A day earlier, Netanyahu had said the Israeli military offensive on Gaza would continue “full force”; Israeli air raids on the Gaza Strip since May 10 have killed more than 212 people, including 61 children, according to Gaza’s Ministry of Health.

Tens of thousands of Palestinians have been displaced by Israeli bombings, which began on May 10 after rockets were launched from Gaza towards Israel.

Hamas, the Palestinian faction that governs the blockaded Palestinian territory, said the rockets were fired in retaliation for the forced expulsions of Palestinians from occupied East Jerusalem and Israeli attacks on Al-Aqsa Mosque.



Biden “welcomed efforts to address inter-communal violence and to bring calm to Jerusalem” and “encouraged Israel to make every effort to ensure the protection of innocent civilians”, the White House readout of the call with Netanyahu said.

Since the fighting erupted, Biden and his administration’s top officials have publicly supported Israel unequivocally, while insisting that they were working through diplomatic and military channels to try to de-escalate the violence.

On Sunday the United States for the third time blocked a a UN statement condemning Israel for its deadly military offensive in Gaza. READ.

US Army General Mark Milley warned on Monday of potential destabilisation beyond the Gaza Strip from continued fighting. “It’s in no one’s interest to continue fighting,” Milley told reporters shortly before landing in Brussels for talks with NATO allies.

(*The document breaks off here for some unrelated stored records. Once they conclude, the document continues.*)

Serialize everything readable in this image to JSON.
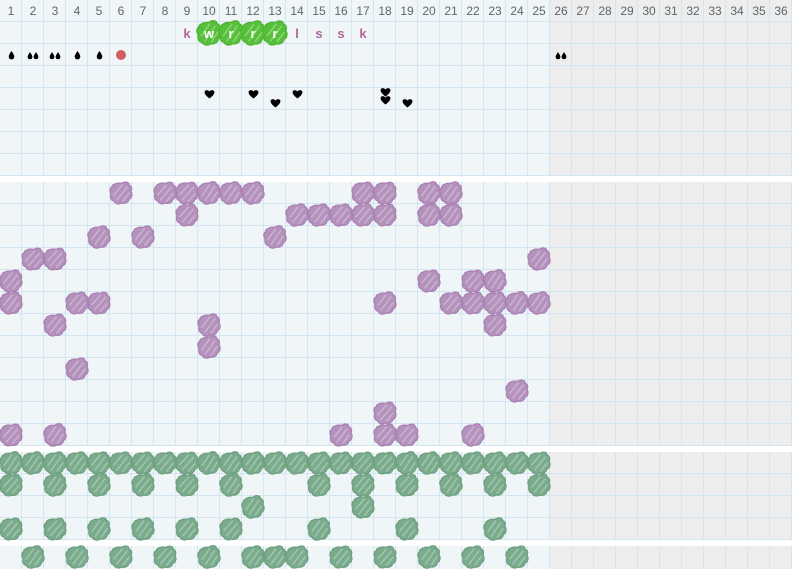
{
  "columns": {
    "count": 36,
    "active": 25,
    "day_numbers": [
      "1",
      "2",
      "3",
      "4",
      "5",
      "6",
      "7",
      "8",
      "9",
      "10",
      "11",
      "12",
      "13",
      "14",
      "15",
      "16",
      "17",
      "18",
      "19",
      "20",
      "21",
      "22",
      "23",
      "24",
      "25",
      "26",
      "27",
      "28",
      "29",
      "30",
      "31",
      "32",
      "33",
      "34",
      "35",
      "36"
    ]
  },
  "colors": {
    "background_active": "#f0f6f8",
    "background_inactive": "#ecedec",
    "grid_line": "#d2e5f0",
    "day_number_text": "#5e666b",
    "letter_text": "#b2649e",
    "fertile_highlight": "#57c03a",
    "bleeding_mark": "#d45f5f",
    "heart_mark": "#df5480",
    "purple_mark": "#b492bc",
    "green_mark": "#7aab8c"
  },
  "icons": {
    "bleeding": "droplet-icon",
    "bleeding_heavy": "circle-icon",
    "intimacy": "heart-icon",
    "entry_mark": "scribble-mark-icon"
  },
  "letter_row": [
    {
      "col": 9,
      "letter": "k",
      "highlighted": false
    },
    {
      "col": 10,
      "letter": "w",
      "highlighted": true
    },
    {
      "col": 11,
      "letter": "r",
      "highlighted": true
    },
    {
      "col": 12,
      "letter": "r",
      "highlighted": true
    },
    {
      "col": 13,
      "letter": "r",
      "highlighted": true
    },
    {
      "col": 14,
      "letter": "l",
      "highlighted": false
    },
    {
      "col": 15,
      "letter": "s",
      "highlighted": false
    },
    {
      "col": 16,
      "letter": "s",
      "highlighted": false
    },
    {
      "col": 17,
      "letter": "k",
      "highlighted": false
    }
  ],
  "bleeding_row": [
    {
      "col": 1,
      "symbol": "drop",
      "count": 1
    },
    {
      "col": 2,
      "symbol": "drop",
      "count": 2
    },
    {
      "col": 3,
      "symbol": "drop",
      "count": 2
    },
    {
      "col": 4,
      "symbol": "drop",
      "count": 1
    },
    {
      "col": 5,
      "symbol": "drop",
      "count": 1
    },
    {
      "col": 6,
      "symbol": "dot",
      "count": 1
    },
    {
      "col": 26,
      "symbol": "drop",
      "count": 2
    }
  ],
  "heart_row": [
    {
      "col": 10,
      "slots": [
        "top"
      ]
    },
    {
      "col": 12,
      "slots": [
        "top"
      ]
    },
    {
      "col": 13,
      "slots": [
        "bottom"
      ]
    },
    {
      "col": 14,
      "slots": [
        "top"
      ]
    },
    {
      "col": 18,
      "slots": [
        "top",
        "bottom"
      ]
    },
    {
      "col": 19,
      "slots": [
        "bottom"
      ]
    }
  ],
  "purple_section": {
    "row_count": 12,
    "rows": [
      {
        "row": 1,
        "cols": [
          6,
          8,
          9,
          10,
          11,
          12,
          17,
          18,
          20,
          21
        ]
      },
      {
        "row": 2,
        "cols": [
          9,
          14,
          15,
          16,
          17,
          18,
          20,
          21
        ]
      },
      {
        "row": 3,
        "cols": [
          5,
          7,
          13
        ]
      },
      {
        "row": 4,
        "cols": [
          2,
          3,
          25
        ]
      },
      {
        "row": 5,
        "cols": [
          1,
          20,
          22,
          23
        ]
      },
      {
        "row": 6,
        "cols": [
          1,
          4,
          5,
          18,
          21,
          22,
          23,
          24,
          25
        ]
      },
      {
        "row": 7,
        "cols": [
          3,
          10,
          23
        ]
      },
      {
        "row": 8,
        "cols": [
          10
        ]
      },
      {
        "row": 9,
        "cols": [
          4
        ]
      },
      {
        "row": 10,
        "cols": [
          24
        ]
      },
      {
        "row": 11,
        "cols": [
          18
        ]
      },
      {
        "row": 12,
        "cols": [
          1,
          3,
          16,
          18,
          19,
          22
        ]
      }
    ]
  },
  "green_section": {
    "row_count": 4,
    "rows": [
      {
        "row": 1,
        "cols": [
          1,
          2,
          3,
          4,
          5,
          6,
          7,
          8,
          9,
          10,
          11,
          12,
          13,
          14,
          15,
          16,
          17,
          18,
          19,
          20,
          21,
          22,
          23,
          24,
          25
        ]
      },
      {
        "row": 2,
        "cols": [
          1,
          3,
          5,
          7,
          9,
          11,
          15,
          17,
          19,
          21,
          23,
          25
        ]
      },
      {
        "row": 3,
        "cols": [
          12,
          17
        ]
      },
      {
        "row": 4,
        "cols": [
          1,
          3,
          5,
          7,
          9,
          11,
          15,
          19,
          23
        ]
      }
    ]
  },
  "footer_section": {
    "row_count": 1,
    "rows": [
      {
        "row": 1,
        "cols": [
          2,
          4,
          6,
          8,
          10,
          12,
          13,
          14,
          16,
          18,
          20,
          22,
          24
        ]
      }
    ]
  }
}
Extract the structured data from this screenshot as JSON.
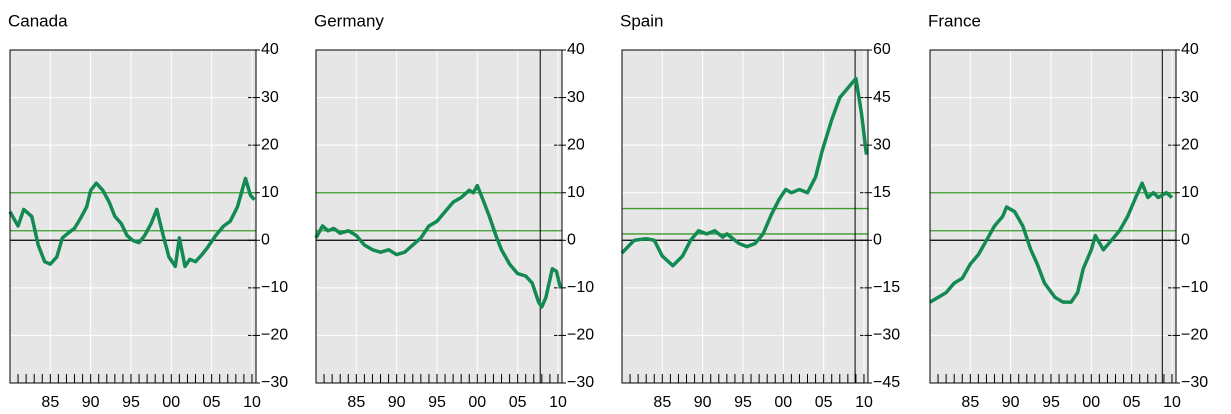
{
  "chart_data": [
    {
      "type": "line",
      "title": "Canada",
      "x": [
        1980,
        1980.5,
        1981,
        1981.7,
        1982.7,
        1983.5,
        1984.3,
        1985,
        1985.8,
        1986.5,
        1987.2,
        1988,
        1988.7,
        1989.5,
        1990,
        1990.7,
        1991.5,
        1992.3,
        1993,
        1993.8,
        1994.5,
        1995.2,
        1996,
        1996.7,
        1997.5,
        1998.2,
        1999,
        1999.7,
        2000.5,
        2001,
        2001.7,
        2002.3,
        2003,
        2003.8,
        2004.5,
        2005.5,
        2006.5,
        2007.3,
        2008.2,
        2009.2,
        2009.8,
        2010.3
      ],
      "series": [
        {
          "color": "#128a52",
          "values": [
            6,
            4.5,
            3,
            6.5,
            5,
            -1,
            -4.5,
            -5,
            -3.5,
            0.5,
            1.5,
            2.5,
            4.5,
            7,
            10.5,
            12,
            10.5,
            8,
            5,
            3.5,
            1,
            0,
            -0.5,
            1,
            3.5,
            6.5,
            1,
            -3.5,
            -5.5,
            0.5,
            -5.5,
            -4,
            -4.5,
            -3,
            -1.5,
            1,
            3,
            4,
            7,
            13,
            9.5,
            8.5
          ]
        }
      ],
      "xlim": [
        1980,
        2010.5
      ],
      "ylim": [
        -30,
        40
      ],
      "xticks": [
        {
          "value": 1985,
          "label": "85"
        },
        {
          "value": 1990,
          "label": "90"
        },
        {
          "value": 1995,
          "label": "95"
        },
        {
          "value": 2000,
          "label": "00"
        },
        {
          "value": 2005,
          "label": "05"
        },
        {
          "value": 2010,
          "label": "10"
        }
      ],
      "yticks": [
        {
          "value": -30,
          "label": "−30"
        },
        {
          "value": -20,
          "label": "−20"
        },
        {
          "value": -10,
          "label": "−10"
        },
        0,
        10,
        20,
        30,
        40
      ],
      "grid": true,
      "reference_lines": [
        {
          "value": 10,
          "color": "#3a9a2a"
        },
        {
          "value": 2,
          "color": "#3a9a2a"
        },
        {
          "value": 0,
          "color": "#000000"
        }
      ]
    },
    {
      "type": "line",
      "title": "Germany",
      "x": [
        1980,
        1980.8,
        1981.5,
        1982.2,
        1983,
        1984,
        1985,
        1986,
        1987,
        1988,
        1989,
        1990,
        1991,
        1992,
        1993,
        1994,
        1995,
        1996,
        1997,
        1998,
        1999,
        1999.5,
        2000,
        2000.7,
        2001.5,
        2002.3,
        2003,
        2004,
        2005,
        2006,
        2006.8,
        2007.6,
        2008,
        2008.5,
        2009.3,
        2009.8,
        2010.3
      ],
      "series": [
        {
          "color": "#128a52",
          "values": [
            0.5,
            3,
            2,
            2.5,
            1.5,
            2,
            1,
            -1,
            -2,
            -2.5,
            -2,
            -3,
            -2.5,
            -1,
            0.5,
            3,
            4,
            6,
            8,
            9,
            10.5,
            10,
            11.5,
            8.5,
            5,
            1,
            -2,
            -5,
            -7,
            -7.5,
            -9,
            -13,
            -14,
            -12,
            -6,
            -6.5,
            -10
          ]
        }
      ],
      "xlim": [
        1980,
        2010.5
      ],
      "ylim": [
        -30,
        40
      ],
      "xticks": [
        {
          "value": 1985,
          "label": "85"
        },
        {
          "value": 1990,
          "label": "90"
        },
        {
          "value": 1995,
          "label": "95"
        },
        {
          "value": 2000,
          "label": "00"
        },
        {
          "value": 2005,
          "label": "05"
        },
        {
          "value": 2010,
          "label": "10"
        }
      ],
      "yticks": [
        {
          "value": -30,
          "label": "−30"
        },
        {
          "value": -20,
          "label": "−20"
        },
        {
          "value": -10,
          "label": "−10"
        },
        0,
        10,
        20,
        30,
        40
      ],
      "grid": true,
      "reference_lines": [
        {
          "value": 10,
          "color": "#3a9a2a"
        },
        {
          "value": 2,
          "color": "#3a9a2a"
        },
        {
          "value": 0,
          "color": "#000000"
        }
      ],
      "vertical_line": 2007.8
    },
    {
      "type": "line",
      "title": "Spain",
      "x": [
        1980,
        1981.5,
        1983,
        1984,
        1985,
        1986.3,
        1987.5,
        1988.5,
        1989.5,
        1990.5,
        1991.5,
        1992.5,
        1993,
        1994.5,
        1995.5,
        1996.5,
        1997.5,
        1998.5,
        1999.5,
        2000.3,
        2001,
        2002,
        2003,
        2004,
        2004.8,
        2006,
        2007,
        2008,
        2009,
        2009.7,
        2010.3
      ],
      "series": [
        {
          "color": "#128a52",
          "values": [
            -4,
            0,
            0.5,
            0,
            -5,
            -8,
            -5,
            0,
            3,
            2,
            3,
            1,
            2,
            -1,
            -2,
            -1,
            2,
            8,
            13,
            16,
            15,
            16,
            15,
            20,
            28,
            38,
            45,
            48,
            51,
            40,
            27
          ]
        }
      ],
      "xlim": [
        1980,
        2010.5
      ],
      "ylim": [
        -45,
        60
      ],
      "xticks": [
        {
          "value": 1985,
          "label": "85"
        },
        {
          "value": 1990,
          "label": "90"
        },
        {
          "value": 1995,
          "label": "95"
        },
        {
          "value": 2000,
          "label": "00"
        },
        {
          "value": 2005,
          "label": "05"
        },
        {
          "value": 2010,
          "label": "10"
        }
      ],
      "yticks": [
        {
          "value": -45,
          "label": "−45"
        },
        {
          "value": -30,
          "label": "−30"
        },
        {
          "value": -15,
          "label": "−15"
        },
        0,
        15,
        30,
        45,
        60
      ],
      "grid": true,
      "reference_lines": [
        {
          "value": 10,
          "color": "#3a9a2a"
        },
        {
          "value": 2,
          "color": "#3a9a2a"
        },
        {
          "value": 0,
          "color": "#000000"
        }
      ],
      "vertical_line": 2008.9
    },
    {
      "type": "line",
      "title": "France",
      "x": [
        1980,
        1981,
        1982,
        1983,
        1984,
        1985,
        1986,
        1987,
        1988,
        1989,
        1989.5,
        1990.5,
        1991.5,
        1992.5,
        1993.3,
        1994.2,
        1995.5,
        1996.5,
        1997.5,
        1998.3,
        1999,
        2000,
        2000.5,
        2001.5,
        2002.5,
        2003.5,
        2004.5,
        2005.5,
        2006.3,
        2007,
        2007.7,
        2008.3,
        2009.3,
        2010
      ],
      "series": [
        {
          "color": "#128a52",
          "values": [
            -13,
            -12,
            -11,
            -9,
            -8,
            -5,
            -3,
            0,
            3,
            5,
            7,
            6,
            3,
            -2,
            -5,
            -9,
            -12,
            -13,
            -13,
            -11,
            -6,
            -2,
            1,
            -2,
            0,
            2,
            5,
            9,
            12,
            9,
            10,
            9,
            10,
            9
          ]
        }
      ],
      "xlim": [
        1980,
        2010.5
      ],
      "ylim": [
        -30,
        40
      ],
      "xticks": [
        {
          "value": 1985,
          "label": "85"
        },
        {
          "value": 1990,
          "label": "90"
        },
        {
          "value": 1995,
          "label": "95"
        },
        {
          "value": 2000,
          "label": "00"
        },
        {
          "value": 2005,
          "label": "05"
        },
        {
          "value": 2010,
          "label": "10"
        }
      ],
      "yticks": [
        {
          "value": -30,
          "label": "−30"
        },
        {
          "value": -20,
          "label": "−20"
        },
        {
          "value": -10,
          "label": "−10"
        },
        0,
        10,
        20,
        30,
        40
      ],
      "grid": true,
      "reference_lines": [
        {
          "value": 10,
          "color": "#3a9a2a"
        },
        {
          "value": 2,
          "color": "#3a9a2a"
        },
        {
          "value": 0,
          "color": "#000000"
        }
      ],
      "vertical_line": 2008.8
    }
  ]
}
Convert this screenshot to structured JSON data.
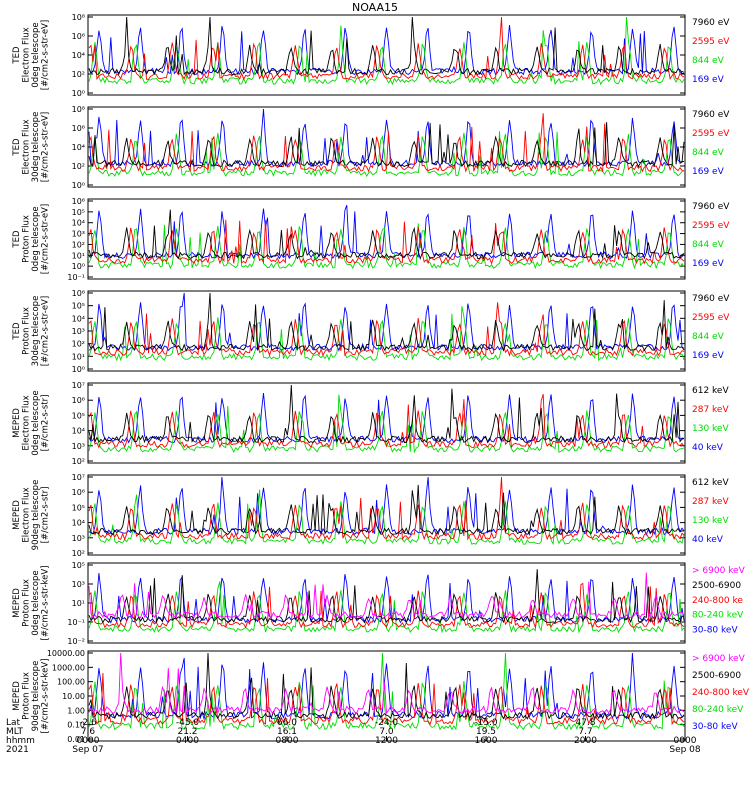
{
  "title": "NOAA15",
  "colors": {
    "black": "#000000",
    "blue": "#0000ff",
    "red": "#ff0000",
    "green": "#00dd00",
    "magenta": "#ff00ff"
  },
  "chart_data": [
    {
      "type": "line",
      "ylabel": [
        "TED",
        "Electron Flux",
        "0deg telescope",
        "[#/cm2-s-str-eV]"
      ],
      "yscale": "log",
      "yticks": [
        "10⁰",
        "10²",
        "10⁴",
        "10⁶",
        "10⁸"
      ],
      "legend": [
        {
          "label": "7960 eV",
          "color": "#000000"
        },
        {
          "label": "2595 eV",
          "color": "#ff0000"
        },
        {
          "label": "844 eV",
          "color": "#00dd00"
        },
        {
          "label": "169 eV",
          "color": "#0000ff"
        }
      ]
    },
    {
      "type": "line",
      "ylabel": [
        "TED",
        "Electron Flux",
        "30deg telescope",
        "[#/cm2-s-str-eV]"
      ],
      "yscale": "log",
      "yticks": [
        "10⁰",
        "10²",
        "10⁴",
        "10⁶",
        "10⁸"
      ],
      "legend": [
        {
          "label": "7960 eV",
          "color": "#000000"
        },
        {
          "label": "2595 eV",
          "color": "#ff0000"
        },
        {
          "label": "844 eV",
          "color": "#00dd00"
        },
        {
          "label": "169 eV",
          "color": "#0000ff"
        }
      ]
    },
    {
      "type": "line",
      "ylabel": [
        "TED",
        "Proton Flux",
        "0deg telescope",
        "[#/cm2-s-str-eV]"
      ],
      "yscale": "log",
      "yticks": [
        "10⁻¹",
        "10⁰",
        "10¹",
        "10²",
        "10³",
        "10⁴",
        "10⁵",
        "10⁶"
      ],
      "legend": [
        {
          "label": "7960 eV",
          "color": "#000000"
        },
        {
          "label": "2595 eV",
          "color": "#ff0000"
        },
        {
          "label": "844 eV",
          "color": "#00dd00"
        },
        {
          "label": "169 eV",
          "color": "#0000ff"
        }
      ]
    },
    {
      "type": "line",
      "ylabel": [
        "TED",
        "Proton Flux",
        "30deg telescope",
        "[#/cm2-s-str-eV]"
      ],
      "yscale": "log",
      "yticks": [
        "10⁰",
        "10¹",
        "10²",
        "10³",
        "10⁴",
        "10⁵",
        "10⁶"
      ],
      "legend": [
        {
          "label": "7960 eV",
          "color": "#000000"
        },
        {
          "label": "2595 eV",
          "color": "#ff0000"
        },
        {
          "label": "844 eV",
          "color": "#00dd00"
        },
        {
          "label": "169 eV",
          "color": "#0000ff"
        }
      ]
    },
    {
      "type": "line",
      "ylabel": [
        "MEPED",
        "Electron Flux",
        "0deg telescope",
        "[#/cm2-s-str]"
      ],
      "yscale": "log",
      "yticks": [
        "10²",
        "10³",
        "10⁴",
        "10⁵",
        "10⁶",
        "10⁷"
      ],
      "legend": [
        {
          "label": "612 keV",
          "color": "#000000"
        },
        {
          "label": "287 keV",
          "color": "#ff0000"
        },
        {
          "label": "130 keV",
          "color": "#00dd00"
        },
        {
          "label": "40 keV",
          "color": "#0000ff"
        }
      ]
    },
    {
      "type": "line",
      "ylabel": [
        "MEPED",
        "Electron Flux",
        "90deg telescope",
        "[#/cm2-s-str]"
      ],
      "yscale": "log",
      "yticks": [
        "10²",
        "10³",
        "10⁴",
        "10⁵",
        "10⁶",
        "10⁷"
      ],
      "legend": [
        {
          "label": "612 keV",
          "color": "#000000"
        },
        {
          "label": "287 keV",
          "color": "#ff0000"
        },
        {
          "label": "130 keV",
          "color": "#00dd00"
        },
        {
          "label": "40 keV",
          "color": "#0000ff"
        }
      ]
    },
    {
      "type": "line",
      "ylabel": [
        "MEPED",
        "Proton Flux",
        "0deg telescope",
        "[#/cm2-s-str-keV]"
      ],
      "yscale": "log",
      "yticks": [
        "10⁻²",
        "10⁻¹",
        "10¹",
        "10³",
        "10⁵"
      ],
      "legend": [
        {
          "label": "> 6900 keV",
          "color": "#ff00ff"
        },
        {
          "label": "2500-6900",
          "color": "#000000"
        },
        {
          "label": "240-800 ke",
          "color": "#ff0000"
        },
        {
          "label": "80-240 keV",
          "color": "#00dd00"
        },
        {
          "label": "30-80 keV",
          "color": "#0000ff"
        }
      ]
    },
    {
      "type": "line",
      "ylabel": [
        "MEPED",
        "Proton Flux",
        "90deg telescope",
        "[#/cm2-s-str-keV]"
      ],
      "yscale": "log",
      "yticks": [
        "0.01",
        "0.10",
        "1.00",
        "10.00",
        "100.00",
        "1000.00",
        "10000.00"
      ],
      "legend": [
        {
          "label": "> 6900 keV",
          "color": "#ff00ff"
        },
        {
          "label": "2500-6900",
          "color": "#000000"
        },
        {
          "label": "240-800 keV",
          "color": "#ff0000"
        },
        {
          "label": "80-240 keV",
          "color": "#00dd00"
        },
        {
          "label": "30-80 keV",
          "color": "#0000ff"
        }
      ]
    }
  ],
  "xaxis": {
    "row_labels": [
      "Lat",
      "MLT",
      "hhmm",
      "2021"
    ],
    "ticks": [
      {
        "lat": "-2.6",
        "mlt": "7.6",
        "hhmm": "0000",
        "date": "Sep 07"
      },
      {
        "lat": "-45.0",
        "mlt": "21.2",
        "hhmm": "0400",
        "date": ""
      },
      {
        "lat": "66.0",
        "mlt": "16.1",
        "hhmm": "0800",
        "date": ""
      },
      {
        "lat": "-24.0",
        "mlt": "7.0",
        "hhmm": "1200",
        "date": ""
      },
      {
        "lat": "-15.0",
        "mlt": "19.5",
        "hhmm": "1600",
        "date": ""
      },
      {
        "lat": "47.8",
        "mlt": "7.7",
        "hhmm": "2000",
        "date": ""
      },
      {
        "lat": "",
        "mlt": "",
        "hhmm": "0000",
        "date": "Sep 08"
      }
    ]
  }
}
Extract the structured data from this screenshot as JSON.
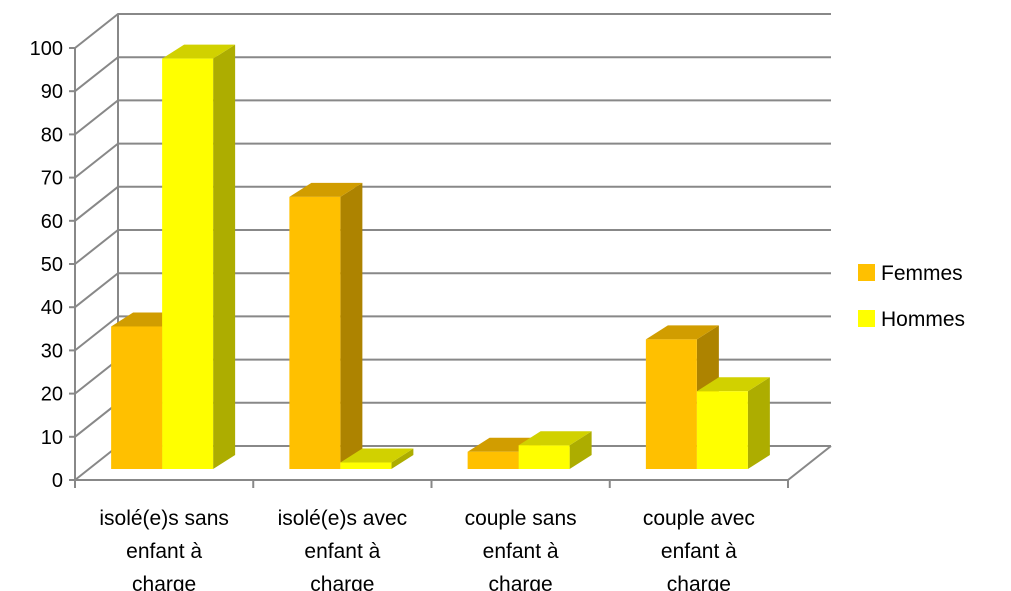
{
  "chart_data": {
    "type": "bar",
    "title": "",
    "xlabel": "",
    "ylabel": "",
    "ylim": [
      0,
      100
    ],
    "yticks": [
      0,
      10,
      20,
      30,
      40,
      50,
      60,
      70,
      80,
      90,
      100
    ],
    "grid": true,
    "legend_position": "right",
    "categories": [
      [
        "isolé(e)s sans",
        "enfant à",
        "charge"
      ],
      [
        "isolé(e)s avec",
        "enfant à",
        "charge"
      ],
      [
        "couple sans",
        "enfant à",
        "charge"
      ],
      [
        "couple avec",
        "enfant à",
        "charge"
      ]
    ],
    "series": [
      {
        "name": "Femmes",
        "values": [
          33,
          63,
          4,
          30
        ],
        "color": "#FFC000"
      },
      {
        "name": "Hommes",
        "values": [
          95,
          1.5,
          5.5,
          18
        ],
        "color": "#FFFF00"
      }
    ]
  }
}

“My assessment is that you risk broader destabilisation, and you risk a whole series of negative consequences if the fighting continues,” Milley said. “De-escalation is a smart course of action at this point for all parties concerned.”

Meanwhile, a group of 25 Democratic senators signed a public letter to Biden during the weekend calling for an immediate ceasefire.

As the Palestinian death toll continued to rise in Gaza on Monday, Democratic Senate Majority leader Chuck Schumer, who has traditionally been a staunch defender of Israel, also called for a ceasefire.